Mourad Belhaj
26 Novembre 2019•Mise à jour: 26 Novembre 2019
AA / Mustafa Kamel
Le ministre allemand des Affaires étrangères, Heiko Maas, a appelé, mardi, le gouvernement chinois à apporter des éclaircissements après la divulgation de documents révélant les pratiques chinoises contre les musulmans ouïghours, dans des "camps d’internement" au Turkestan oriental (Xinjiang).
"La Chine doit respecter ses obligations internationales en matière de droits de l'Homme", a déclaré Maas dans une déclaration relayée par la télévision allemande Deutsche Welle.
"Il est important que des parties indépendantes, y compris le Haut Commissaire des Nations unies pour les droits de l'homme, aient accès aux zones habitées par la minorité ouïghour", a ajouté Maas.
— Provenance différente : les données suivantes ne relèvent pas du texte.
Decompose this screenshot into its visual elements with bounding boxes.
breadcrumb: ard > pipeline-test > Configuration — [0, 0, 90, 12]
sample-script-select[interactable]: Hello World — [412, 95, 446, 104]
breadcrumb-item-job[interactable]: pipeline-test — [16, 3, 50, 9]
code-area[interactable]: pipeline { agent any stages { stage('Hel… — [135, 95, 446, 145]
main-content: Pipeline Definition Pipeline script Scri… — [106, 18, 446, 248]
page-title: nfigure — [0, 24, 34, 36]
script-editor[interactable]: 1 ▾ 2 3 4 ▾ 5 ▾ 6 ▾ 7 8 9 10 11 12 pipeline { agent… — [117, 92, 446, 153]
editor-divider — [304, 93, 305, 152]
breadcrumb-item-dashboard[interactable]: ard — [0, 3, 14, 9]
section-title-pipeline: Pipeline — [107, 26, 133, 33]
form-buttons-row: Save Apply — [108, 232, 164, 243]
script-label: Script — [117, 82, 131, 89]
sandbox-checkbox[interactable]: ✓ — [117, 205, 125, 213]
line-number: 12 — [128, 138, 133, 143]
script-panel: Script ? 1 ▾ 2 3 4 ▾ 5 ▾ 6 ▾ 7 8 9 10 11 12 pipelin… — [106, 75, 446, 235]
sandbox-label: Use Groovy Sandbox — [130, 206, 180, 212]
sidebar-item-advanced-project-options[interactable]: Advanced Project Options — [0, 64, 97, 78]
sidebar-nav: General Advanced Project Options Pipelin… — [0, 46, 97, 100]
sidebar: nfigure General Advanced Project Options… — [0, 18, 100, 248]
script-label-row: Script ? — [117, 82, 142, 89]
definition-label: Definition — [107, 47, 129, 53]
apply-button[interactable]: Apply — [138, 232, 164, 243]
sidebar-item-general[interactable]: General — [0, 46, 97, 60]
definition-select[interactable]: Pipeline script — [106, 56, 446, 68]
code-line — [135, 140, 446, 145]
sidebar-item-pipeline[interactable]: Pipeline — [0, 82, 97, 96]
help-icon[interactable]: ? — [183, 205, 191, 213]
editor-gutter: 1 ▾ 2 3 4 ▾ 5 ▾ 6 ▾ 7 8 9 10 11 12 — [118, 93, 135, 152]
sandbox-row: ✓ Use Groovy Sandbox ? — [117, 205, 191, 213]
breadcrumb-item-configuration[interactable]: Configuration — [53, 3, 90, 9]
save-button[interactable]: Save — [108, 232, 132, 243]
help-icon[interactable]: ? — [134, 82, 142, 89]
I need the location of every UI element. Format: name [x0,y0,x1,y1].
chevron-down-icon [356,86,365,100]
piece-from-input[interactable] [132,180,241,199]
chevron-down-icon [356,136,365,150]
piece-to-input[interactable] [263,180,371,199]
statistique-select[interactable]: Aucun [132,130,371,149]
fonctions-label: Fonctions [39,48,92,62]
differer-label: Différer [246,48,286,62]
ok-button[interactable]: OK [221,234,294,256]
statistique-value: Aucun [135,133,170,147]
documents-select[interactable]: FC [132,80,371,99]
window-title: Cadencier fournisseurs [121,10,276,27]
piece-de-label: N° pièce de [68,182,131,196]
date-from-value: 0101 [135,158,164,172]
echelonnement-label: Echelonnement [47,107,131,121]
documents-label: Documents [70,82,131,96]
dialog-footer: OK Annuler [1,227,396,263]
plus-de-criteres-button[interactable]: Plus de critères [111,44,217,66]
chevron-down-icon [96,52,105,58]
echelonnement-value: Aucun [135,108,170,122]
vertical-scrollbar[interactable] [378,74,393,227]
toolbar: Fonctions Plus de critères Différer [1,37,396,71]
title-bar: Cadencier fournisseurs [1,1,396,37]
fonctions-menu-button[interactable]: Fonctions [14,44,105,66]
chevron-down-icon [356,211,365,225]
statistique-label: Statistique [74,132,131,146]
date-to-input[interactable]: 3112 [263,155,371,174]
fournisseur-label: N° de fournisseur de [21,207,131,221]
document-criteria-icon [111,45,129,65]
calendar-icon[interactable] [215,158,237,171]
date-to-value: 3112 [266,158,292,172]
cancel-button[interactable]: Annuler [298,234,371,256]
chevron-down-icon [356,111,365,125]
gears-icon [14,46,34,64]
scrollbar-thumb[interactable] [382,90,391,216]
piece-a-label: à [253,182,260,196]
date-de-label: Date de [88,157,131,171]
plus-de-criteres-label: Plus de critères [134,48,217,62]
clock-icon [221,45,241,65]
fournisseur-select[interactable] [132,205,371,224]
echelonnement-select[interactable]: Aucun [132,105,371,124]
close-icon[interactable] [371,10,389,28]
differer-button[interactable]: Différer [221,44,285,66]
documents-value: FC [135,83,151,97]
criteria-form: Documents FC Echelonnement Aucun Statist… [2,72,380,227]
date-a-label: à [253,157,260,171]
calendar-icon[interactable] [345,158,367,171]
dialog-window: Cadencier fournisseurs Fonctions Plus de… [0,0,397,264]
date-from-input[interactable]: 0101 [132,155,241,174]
"Si des centaines de milliers d’Ouïghours sont déjà détenus dans des camps, la communauté internationale ne peut pas fermer les yeux à ce sujet", a-t-il déclaré.
Dimanche, le Consortium international des journalistes d'investigation (ICIJ) a publié des documents révélant les pratiques chinoises à l'encontre des musulmans ouïghours.
Les documents, publiés par le centre basé à Washington, contiennent des informations sur les conditions dans lesquelles la Chine détient plus d'un million d’Ouïghours dans la région du Xinjiang.
Ces documents montrent que "l'objectif des camps d’internement chinois est d'assimiler la minorité musulmane et de l’endoctriner, et non de fournir une formation professionnelle aux détenus, comme l'affirme Pékin",.
Pékin contrôle, depuis 1949, le territoire du Turkestan Oriental, appelé Xinjiang, la "nouvelle frontière" et qui abrite la minorité ouïghour musulmane turcophone.
Selon les statistiques officielles, il y aurait 30 millions de musulmans en Chine, dont 23 millions d’Ouïghours, tandis que des informations non officielles, font état d'environ 100 millions de musulmans, soit environ 9,5% de la population.
La province à majorité turque musulmane est, depuis 2009, en proie à des violences sanglantes, avec environ 200 morts, selon les chiffres officiels.
Depuis lors, Pékin a déployé des troupes dans la région, en particulier après la montée des tensions entre les "Han" chinois et les "Ouïghours" turcs, en particulier dans les villes d’Urumqi, Kashgar et Tourfan, où les Ouïghours sont majoritaires.
Dans son rapport annuel sur les droits de l'homme, publié en 2018, le Département d'État américain a déclaré en mars que la Chine détenait des musulmans dans des centres de détention "dans le but d'effacer leur identité religieuse et ethnique".
Pékin affirme que les centres, qualifiés par la communauté internationale de "camps d’internement", sont des "centres de formation professionnelle" destinés à "nettoyer l'esprit des détenus des idées extrémistes".